2. Does the President have the power to veto specific words or phrases within a section of a revenue bill?

Court’s Decision:
1. Scope of the Presidential Veto:
The Supreme Court ruled that the presidential veto applied only to specific parts of Section 191-A, particularly excluding “hotels, motels, resthouses” from the 20% caterer’s tax bracket but not to the entire section. They referenced Commissioner of Internal Revenue vs. Manila Hotel Corporation, which set this precedent.

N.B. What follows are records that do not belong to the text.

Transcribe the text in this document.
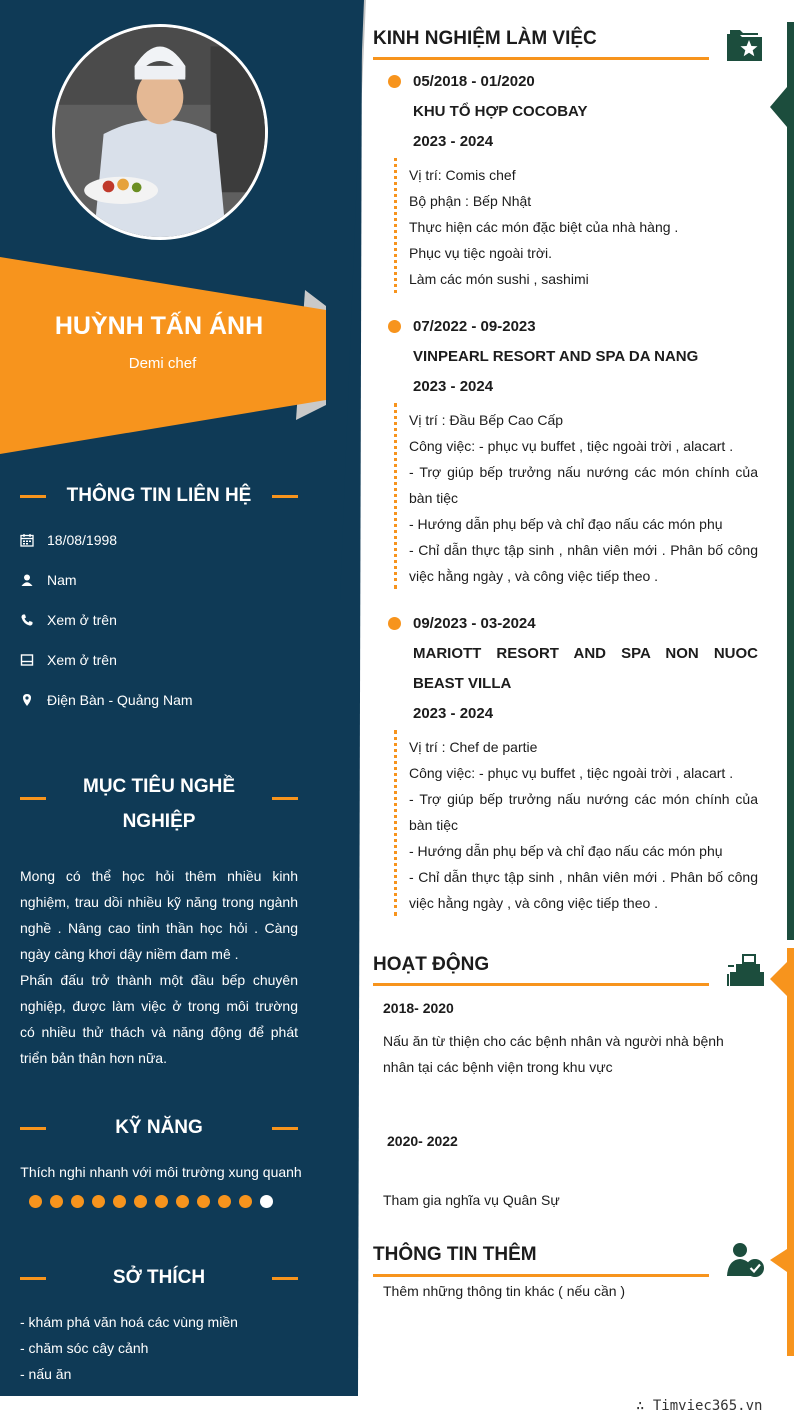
HUỲNH TẤN ÁNH
Demi chef
THÔNG TIN LIÊN HỆ
18/08/1998
Nam
Xem ở trên
Xem ở trên
Điện Bàn - Quảng Nam
MỤC TIÊU NGHỀ
NGHIỆP

Mong có thể học hỏi thêm nhiều kinh nghiệm, trau dồi nhiều kỹ năng trong ngành nghề . Nâng cao tinh thần học hỏi . Càng ngày càng khơi dậy niềm đam mê .

Phấn đấu trở thành một đầu bếp chuyên nghiệp, được làm việc ở trong môi trường có nhiều thử thách và năng động để phát triển bản thân hơn nữa.

KỸ NĂNG
Thích nghi nhanh với môi trường xung quanh
SỞ THÍCH
- khám phá văn hoá các vùng miền
- chăm sóc cây cảnh
- nấu ăn
KINH NGHIỆM LÀM VIỆC
05/2018 - 01/2020
KHU TỔ HỢP COCOBAY
2023 - 2024
Vị trí: Comis chef
Bộ phận : Bếp Nhật
Thực hiện các món đặc biệt của nhà hàng .
Phục vụ tiệc ngoài trời.
Làm các món sushi , sashimi
07/2022 - 09-2023
VINPEARL RESORT AND SPA DA NANG
2023 - 2024
Vị trí : Đầu Bếp Cao Cấp
Công việc: - phục vụ buffet , tiệc ngoài trời , alacart .
- Trợ giúp bếp trưởng nấu nướng các món chính của bàn tiệc
- Hướng dẫn phụ bếp và chỉ đạo nấu các món phụ
- Chỉ dẫn thực tập sinh , nhân viên mới . Phân bố công việc hằng ngày , và công việc tiếp theo .
09/2023 - 03-2024
MARIOTT RESORT AND SPA NON NUOC BEAST VILLA
2023 - 2024
Vị trí : Chef de partie
Công việc: - phục vụ buffet , tiệc ngoài trời , alacart .
- Trợ giúp bếp trưởng nấu nướng các món chính của bàn tiệc
- Hướng dẫn phụ bếp và chỉ đạo nấu các món phụ
- Chỉ dẫn thực tập sinh , nhân viên mới . Phân bố công việc hằng ngày , và công việc tiếp theo .
HOẠT ĐỘNG
2018- 2020
Nấu ăn từ thiện cho các bệnh nhân và người nhà bệnh nhân tại các bệnh viện trong khu vực
2020- 2022
Tham gia nghĩa vụ Quân Sự
THÔNG TIN THÊM
Thêm những thông tin khác ( nếu cần )
∴ Timviec365.vn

2. Power of the President to Veto Parts of a Bill:
The Supreme Court disagreed with the CTA’s interpretation that the President could only veto an entire section. The Court held that the President has the power to veto parts of an item, such as specific tax impositions within a section. This interpretation prevents the absurdity of exempting already taxable entities by merely vetoing parts of a revenue bill that selectively impact certain industries.

Doctrine:
1. The President’s veto power under Sec. 20 (3), Art. VI of the 1935 Constitution extends to parts of an item within a revenue bill, allowing the President to veto specific impositions without rejecting the entire section.
2. A presidential veto that fails to meet constitutional requirements renders such parts of the bill valid and enforceable.

Class Notes:
– Key Elements: Presidential veto power, Revenue bill taxation, Caterer’s tax.
– Statutes: RA No. 6110, Sec. 20 (3), Art. VI of the 1935 Constitution.
– Interpretation: The President can selectively veto parts of a section in a revenue bill, specifically the subject or the rate of the tax.
– Case Relevance: Helps clarify the extent of executive veto powers within the bounds of constitutional law regarding revenue legislation.

Historical Background:
The case context dates to the late 1960s and 1970s during the presidency of Ferdinand E. Marcos, a period marked by significant economic development and ensuing legislative actions to regulate various economic sectors. The imposition of the caterer’s tax was part of a broader tax reform under RA No. 6110, intended to streamline and expand the national revenue system. This period was also notable for legislative confrontations with executive veto powers.